Before getting to this week’s openings and talks this week, take a few seconds to sign the petition of the current Glasgow School of Art Master of Fine Art students who are protesting against a 47% reduction in their studio access. Read more and sign here. Kicking off this week's exhibitions, this is the last week of Skinny Showcase winner Rachel Levine’s show in the CCA intermedia gallery. With this show, Levine presents objects that are poised to frustrate easy perception or understanding. The title Soft Chaos, as explained in our chat last month, is all about “something much more niggling than chaos … The space of inbetweenness.” Soft Chaos will close this Saturday, 14 Mar.

This Wednesday, 11 Mar, is a free lecture by Farah Karim-Cooper on Painted Ladies: Renaissance Beauty and Cosmetic Practices at the Hawthornden Lecture Theatre in the Scottish National Gallery. Karim-Cooper will discuss the beauty ideal in early modern Europe and England, and she draws an interesting parallel between the ingredients of the cosmetics of the time and the materials that were used at the time to paint portraits of these made-up faces. It's a free event, from 12.45-1.30pm, and there is no need to book.

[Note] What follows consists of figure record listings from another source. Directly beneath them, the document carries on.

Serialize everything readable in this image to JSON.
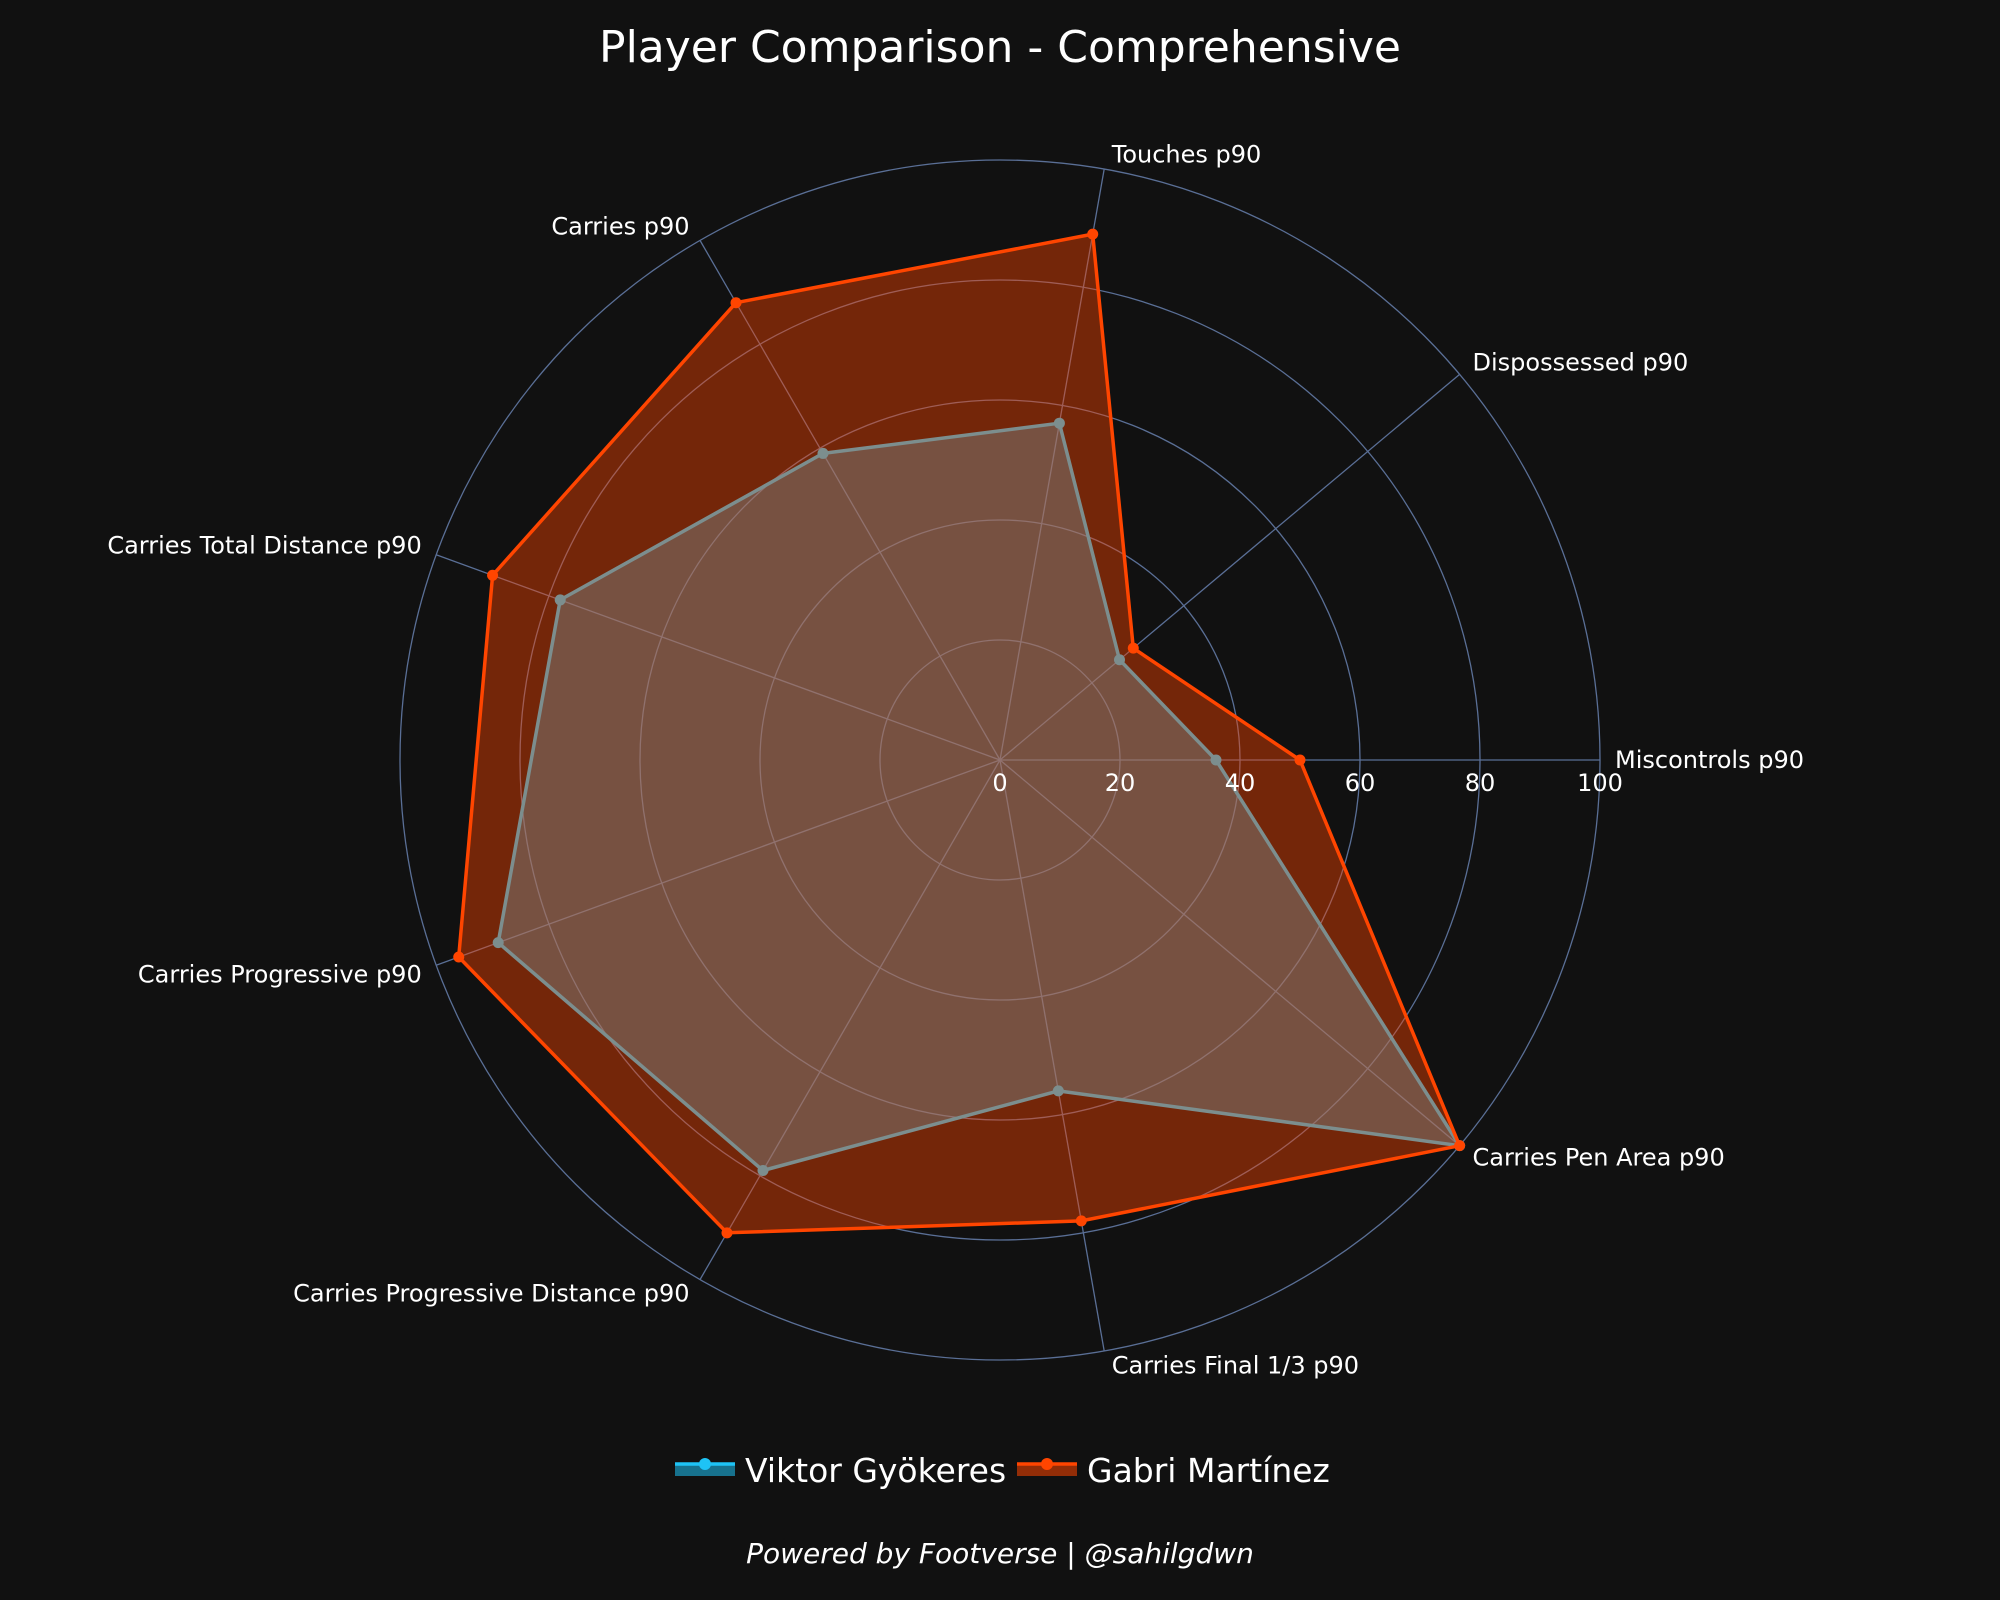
{
  "chart_data": {
    "type": "radar",
    "title": "Player Comparison - Comprehensive",
    "categories": [
      "Miscontrols p90",
      "Dispossessed p90",
      "Touches p90",
      "Carries p90",
      "Carries Total Distance p90",
      "Carries Progressive p90",
      "Carries Progressive Distance p90",
      "Carries Final 1/3 p90",
      "Carries Pen Area p90"
    ],
    "series": [
      {
        "name": "Viktor Gyökeres",
        "values": [
          36,
          26,
          57,
          59,
          78,
          89,
          79,
          56,
          100
        ],
        "color": "#1ec3f5"
      },
      {
        "name": "Gabri Martínez",
        "values": [
          50,
          29,
          89,
          88,
          90,
          96,
          91,
          78,
          100
        ],
        "color": "#ff4500"
      }
    ],
    "rlim": [
      0,
      100
    ],
    "radial_ticks": [
      "0",
      "20",
      "40",
      "60",
      "80",
      "100"
    ],
    "tick_values": [
      0,
      20,
      40,
      60,
      80,
      100
    ],
    "legend_position": "bottom-center",
    "footer": "Powered by Footverse | @sahilgdwn",
    "background_color": "#111111",
    "grid_color": "#5a6f96",
    "grid": true
  }
}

Also taking place on Wednesday, at 7pm in the Glasgow Sculpture Studios, Kathryn Elkin will mark the final week of the GSS exhibition “Till the stars turn cold” with a performance in collaboration with musicians Christopher Haddow, Vic Henderson, Eilidh Rodgers and Emer Tumilty. By doing so, Elkin returns the collaborators from her video work featured in the exhibition to the gallery. This is intended as part of “a never-quite-arriving performance, thematically covering observed and unobserved behaviours, and forms of afternoon erratic speech made behind closed doors, amidst continual restarts and alternate versions.” The exhibition itself will close this Saturday. 

In Edinburgh from this Saturday, the RSA New Contemporaries exhibition will be open to all and sundry. It’s a convenient opportunity to see who the society has deemed the crème de la crème of the past year's art graduates. Always exciting, we got some hints about what’s coming your way, which you can catch up on in our rundown of some of the most exciting exhibitors. New Contemporaries is open til 8 April and entry is £4 (£2 concession).

In Dundee this Friday, from 6-8pm in the Hannah Maclure Centre, is the opening reception for the show Decoding Space. Taking its beginnings as the interaction of art, performance and technology, there is a strong multidisciplinarity to the range of artists who are included. Independent games development studio Quartic Llama are showing work alongside internationally renowned and adventurous artists’ group Blast Theory. This Friday, there is a live performance by the dance company Small Petit Klein. The exhibition continues from 16 Mar - 10 Apr. Also opening this Friday is Jessica Ramm’s show at the Tramway in Glasgow, from 7-9pm – read more about the show in this month’s events guide.

Finally, this Monday sees the third in the series of five one-night exhibitions by recent graduates of Glasgow School of Art Painting and Printmaking at the Old Hairdresser’s. This time, it’s Fran Caballero’s turn, with his large-scale takes on still life painting. There’s a flat brightness to the work that pares down the figurative elements to become graphic, allowing them to be arranged amongst outright abstract elements and pattern, or masked off, all the while the paint variously flat and textured to create complex surfaces. With the excllent title of Gjallarhorn and the 10 Fight Losing Streak, the exhibition is open from 6pm on Monday 16 Mar.